La juventud en la otra ribera. Ribeyro (1929) provenía de una familia de clase media que se fastidió cuando se enteró de que quería dedicarse a la literatura. Por eso, insistieron en que estudiara en la universidad –Derecho en la Universidad Católica–, hasta que, en 1952, ganó una beca de periodismo que lo puso en contacto con Europa, lo que en cierto modo resolvió su dilema: “Dentro de un año seré abogado, ¿para qué? Seguiré lo mismo, como ahora, en la sección legal de una compañía, sufriendo la rigidez de la jerarquía, el desdén de los potentados y con cuatro o cinco clientes tan paupérrimos que tengo yo que pagarles los gastos judiciales. La mañana de este domingo está muy bella, y no sé si estudiar mi curso de Derecho Tributario o continuar escribiendo mi novela camusiana (1951, Lima, texto de uno de sus diarios, reunidos en La tentación del fracaso).

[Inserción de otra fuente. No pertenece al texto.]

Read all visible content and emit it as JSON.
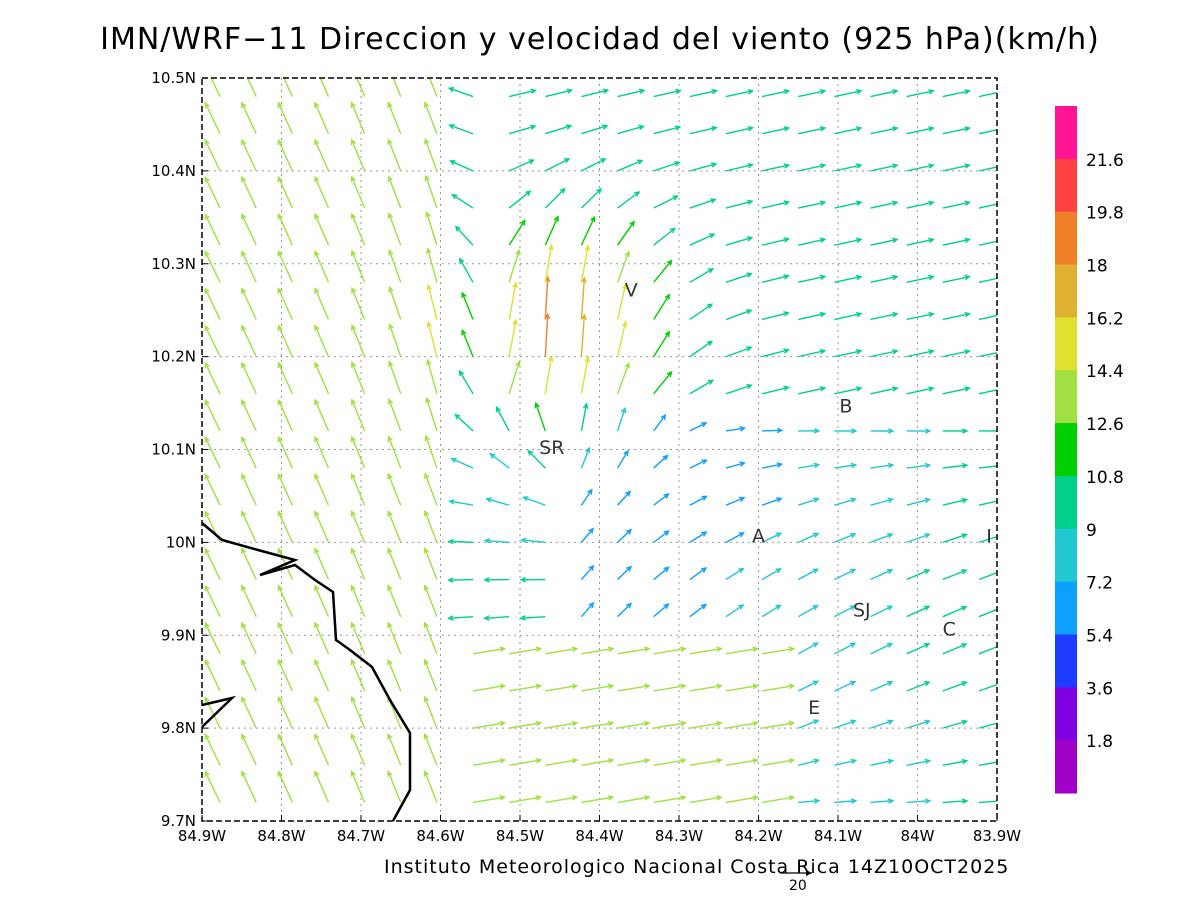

Prosas apátridas. Aunque al momento de partir ya escribía –y no poco–, fue en París donde publicó su primer libro de cuentos, Los gallinazos sin plumas. Y viajó por Holanda, Inglaterra y España con una máquina de escribir, una maleta llena de libros, y un tocadiscos portátil. Desde ese momento, no dejó de producir –incluso hasta piezas de teatro–, y solo se detenía para trabajar. Luego fue periodista y consejero cultural del Perú ante la Unesco. En los años setenta se le detectó cáncer, mal que lo aquejó hasta diciembre de 1994, cuando falleció. Días antes de su muerte, ganó el Premio de Literatura Juan Rulfo –el mismo que recibieran, alguna vez, Arreola y Monterroso–. Pero, por su postración, no pudo recogerlo.

Con él se terminó ese entrañable mundo donde todos nos reconocíamos: el niño que no quiere crecer en Por las azoteas, la joven racista y oportunista de Alienación, los ancianos cascarrabias –pero tiernos hasta el fin– de Tristes querellas en la vieja quinta, y la miseria y fatalidad de las personas sin recursos –el dolor se siente más cuando se es pobre– en Al pie del acantilado. Porque Ribeyro era el hombre introspectivo que, cuando escribía, le arrancaba palabras al silencio.